História e esboço etnográfico dos ciganos de Portugal com dois apêndices, um contendo documentos, outro sobre os ciganos do Brasil.
3Cumpre-me dizer que este trabalho teve por ponto de partida materiais reunidos pelo inteligente e infatigável folclorista de Elvas, o sr. A. Tomás Pires, que a pedido meu investigou a língua e a etnografia dos ciganos do Alentejo, já directamente, já com o auxílio de amigos seus alentejanos.
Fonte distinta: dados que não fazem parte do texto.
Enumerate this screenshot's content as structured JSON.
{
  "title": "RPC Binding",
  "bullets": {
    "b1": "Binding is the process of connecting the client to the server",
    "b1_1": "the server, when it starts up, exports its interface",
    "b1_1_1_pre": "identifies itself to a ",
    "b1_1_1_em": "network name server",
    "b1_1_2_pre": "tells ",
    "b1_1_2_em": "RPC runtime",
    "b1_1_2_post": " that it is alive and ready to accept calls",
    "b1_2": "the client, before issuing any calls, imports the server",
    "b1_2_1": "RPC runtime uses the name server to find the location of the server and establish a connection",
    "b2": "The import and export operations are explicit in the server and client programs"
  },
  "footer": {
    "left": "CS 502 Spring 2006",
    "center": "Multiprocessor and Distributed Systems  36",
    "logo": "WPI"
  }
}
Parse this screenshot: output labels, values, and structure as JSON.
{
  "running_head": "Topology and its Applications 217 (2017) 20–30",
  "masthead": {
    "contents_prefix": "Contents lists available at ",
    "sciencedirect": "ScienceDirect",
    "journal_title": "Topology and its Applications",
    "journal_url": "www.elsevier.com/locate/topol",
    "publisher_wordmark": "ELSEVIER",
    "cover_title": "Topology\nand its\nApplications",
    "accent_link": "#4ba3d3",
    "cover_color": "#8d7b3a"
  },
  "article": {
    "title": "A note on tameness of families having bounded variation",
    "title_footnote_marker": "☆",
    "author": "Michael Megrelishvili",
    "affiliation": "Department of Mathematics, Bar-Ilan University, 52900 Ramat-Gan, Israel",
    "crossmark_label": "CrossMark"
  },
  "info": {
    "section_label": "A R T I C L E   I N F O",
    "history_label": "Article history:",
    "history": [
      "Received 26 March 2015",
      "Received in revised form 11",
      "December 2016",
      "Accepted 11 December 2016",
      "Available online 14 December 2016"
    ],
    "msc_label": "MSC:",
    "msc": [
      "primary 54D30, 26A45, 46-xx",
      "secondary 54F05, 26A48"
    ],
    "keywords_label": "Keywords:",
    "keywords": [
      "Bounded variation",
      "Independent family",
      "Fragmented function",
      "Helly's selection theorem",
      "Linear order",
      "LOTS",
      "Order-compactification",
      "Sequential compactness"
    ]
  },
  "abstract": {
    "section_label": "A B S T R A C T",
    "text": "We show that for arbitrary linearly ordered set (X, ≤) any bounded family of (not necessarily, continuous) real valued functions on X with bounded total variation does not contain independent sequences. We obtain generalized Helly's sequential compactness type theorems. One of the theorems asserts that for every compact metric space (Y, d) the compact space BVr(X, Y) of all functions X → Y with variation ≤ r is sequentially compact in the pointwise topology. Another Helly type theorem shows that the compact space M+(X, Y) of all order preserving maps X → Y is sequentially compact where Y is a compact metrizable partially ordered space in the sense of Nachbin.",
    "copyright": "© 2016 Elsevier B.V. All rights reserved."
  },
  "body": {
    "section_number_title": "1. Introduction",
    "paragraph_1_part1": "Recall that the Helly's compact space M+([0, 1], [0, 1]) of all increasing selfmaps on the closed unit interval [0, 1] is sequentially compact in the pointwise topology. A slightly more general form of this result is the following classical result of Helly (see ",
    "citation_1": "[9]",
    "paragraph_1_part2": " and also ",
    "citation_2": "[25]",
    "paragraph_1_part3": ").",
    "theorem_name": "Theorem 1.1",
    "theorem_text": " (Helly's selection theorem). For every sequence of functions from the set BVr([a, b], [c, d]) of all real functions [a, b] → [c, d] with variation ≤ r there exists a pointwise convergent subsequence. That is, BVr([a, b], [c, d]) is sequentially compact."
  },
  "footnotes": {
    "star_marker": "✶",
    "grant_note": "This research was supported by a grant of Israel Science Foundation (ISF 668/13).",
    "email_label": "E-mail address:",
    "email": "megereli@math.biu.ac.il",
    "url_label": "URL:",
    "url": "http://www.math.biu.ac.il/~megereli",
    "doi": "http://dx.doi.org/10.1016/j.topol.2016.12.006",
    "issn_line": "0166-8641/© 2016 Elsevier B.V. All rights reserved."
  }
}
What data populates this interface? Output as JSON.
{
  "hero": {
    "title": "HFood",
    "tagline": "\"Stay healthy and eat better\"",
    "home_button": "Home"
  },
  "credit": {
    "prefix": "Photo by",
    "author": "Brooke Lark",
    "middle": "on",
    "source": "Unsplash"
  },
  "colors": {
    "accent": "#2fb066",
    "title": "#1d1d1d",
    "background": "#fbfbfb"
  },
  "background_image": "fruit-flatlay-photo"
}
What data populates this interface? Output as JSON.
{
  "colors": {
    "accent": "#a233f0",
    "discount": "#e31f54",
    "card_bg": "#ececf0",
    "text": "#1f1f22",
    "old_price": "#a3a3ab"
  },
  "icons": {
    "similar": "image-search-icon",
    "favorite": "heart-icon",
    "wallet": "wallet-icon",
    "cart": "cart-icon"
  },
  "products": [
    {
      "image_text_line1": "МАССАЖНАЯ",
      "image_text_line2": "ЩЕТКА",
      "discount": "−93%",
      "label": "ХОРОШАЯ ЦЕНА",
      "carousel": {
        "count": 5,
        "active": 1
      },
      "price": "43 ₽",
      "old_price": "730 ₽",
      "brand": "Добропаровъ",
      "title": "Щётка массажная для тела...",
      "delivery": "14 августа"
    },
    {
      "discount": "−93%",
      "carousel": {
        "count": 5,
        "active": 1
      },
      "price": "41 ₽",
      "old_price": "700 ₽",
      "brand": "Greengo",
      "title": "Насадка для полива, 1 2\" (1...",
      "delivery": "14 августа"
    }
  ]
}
4Na Revista Lusitana, I (1887), pag. 3 a 20 publiquei um primeiro ensaio sobre a língua dos ciganos do Alentejo, baseado sobre alguns curtos textos e uma lista de palavras que aquele investigador me enviara, contendo ao todo uns 250 termos.
5Depois daquela publicação o sr. Pires enviou-me algumas frases novas e uma nova colecção de termos, colhido tudo da boca de um cigano pelo sr. Francisco Lobão Rasquilha, lavrador da freguesia de Santa Eulália, no concelho de Elvas. De outro lado o redactor da Revista Lusitana, sr. José Leite de Vasconcelos, teve ocasião de estudar a língua de um grupo de ciganos que encontrou no Cadaval (Estremadura), naquele mesmo ano, e enviou-me o resultado desse estudo. Um dos ciganos, que lhe ministrou os elementos da língua, disse que ele e a sua gente eram originários dos arredores de Lisboa. O sr. Leite de Vasconcelos pode auxiliar-se do meu artigo, publicado na sua Revista, e como notou algumas diferenças entre os dados ali reunidos e os que ele colheu, supôs a existência de um dialecto particular nesses ciganos que se diziam da Estremadura. As diferenças notadas existem, em parte pelo menos, também entre os ciganos do Alentejo, como provam os factos novos que me deu a conhecer o sr. Pires; assim a forma romanó, notada pelo sr. Leite de Vasconcelos, existe também no Alentejo.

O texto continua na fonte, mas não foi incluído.